You can find out whether a query is potentially a candidate for a larger sort buffer by looking at the number of rows sorted or the sort merge passes required. DPM can use regression to estimate this on a per-query basis (MySQL makes it available as a global status counter, not per-query, unless you are using the Performance Schema in MySQL 5.6 and later). If you identify queries that might benefit from a larger sort buffer, you can then try some experiments by hand. You can look at the
Sort_merge_passes
local (not global) status counter before and after running the query, and tune and time until you determine whether the setting helps.
If you do configure a large per-connection setting, be sure that you either close the connection or reset the variable before, for example, returning the connection to a connection pool where the setting might impact other queries.
Having powerful analysis services at-hand prove to be hugely helpful in smart MySQL configuration, both for the topics discussed here and many beyond.
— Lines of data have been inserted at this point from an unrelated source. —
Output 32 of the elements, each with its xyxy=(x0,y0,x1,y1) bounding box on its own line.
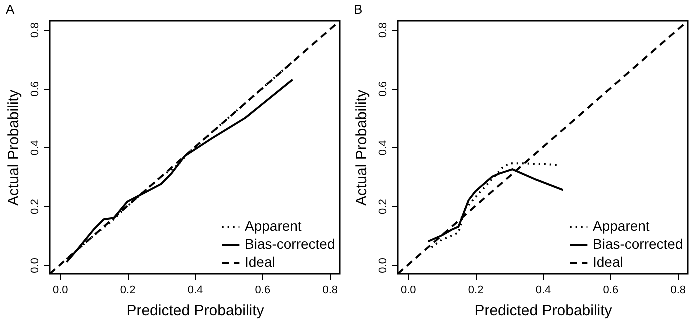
x-tick-label: 0.0 xyxy=(400,284,416,296)
x-tick-label: 0.6 xyxy=(603,284,619,296)
x-tick-label: 0.6 xyxy=(255,284,271,296)
y-tick-label: 0.0 xyxy=(30,258,42,274)
legend-label: Ideal xyxy=(593,254,624,270)
y-tick-label: 0.8 xyxy=(378,22,390,38)
y-tick-label: 0.6 xyxy=(30,82,42,97)
y-tick-label: 0.6 xyxy=(378,82,390,97)
x-axis-title: Predicted Probability xyxy=(474,302,613,320)
chart-title: B xyxy=(354,2,363,17)
y-tick-label: 0.2 xyxy=(378,199,390,214)
x-tick-label: 0.0 xyxy=(52,284,68,296)
legend-label: Ideal xyxy=(245,254,276,270)
x-axis-title: Predicted Probability xyxy=(126,302,265,320)
y-axis-title: Actual Probability xyxy=(6,90,22,206)
y-tick-label: 0.4 xyxy=(378,140,390,156)
legend-label: Bias-corrected xyxy=(593,236,684,252)
x-tick-label: 0.8 xyxy=(322,284,338,296)
x-tick-label: 0.4 xyxy=(536,284,552,296)
y-tick-label: 0.2 xyxy=(30,199,42,214)
y-tick-label: 0.4 xyxy=(30,140,42,156)
y-tick-label: 0.0 xyxy=(378,258,390,274)
legend-label: Bias-corrected xyxy=(245,236,336,252)
x-tick-label: 0.4 xyxy=(188,284,204,296)
y-axis-title: Actual Probability xyxy=(354,90,370,206)
x-tick-label: 0.8 xyxy=(670,284,686,296)
y-tick-label: 0.8 xyxy=(30,22,42,38)
legend-label: Apparent xyxy=(593,218,650,234)
legend-label: Apparent xyxy=(245,218,302,234)
x-tick-label: 0.2 xyxy=(468,284,484,296)
chart-title: A xyxy=(6,2,15,17)
x-tick-label: 0.2 xyxy=(120,284,136,296)
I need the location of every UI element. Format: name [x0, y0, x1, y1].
If you don’t use SolarWinds DPM, you should certainly consider it or another performance management tool that is capable of high-resolution query analysis. There’s no substitute to be found in other methods, which often do not measure and expose information about vital metrics such as query latency.
You should also always keep careful records of what you change, and examine performance changes to all queries whenever you reconfigure something with a specific query’s performance in mind. Just because MySQL configuration involves hundreds of settings and variables, it doesn't mean users should shy away from setting up their systems smartly and for maximum efficacy. Happy configuring!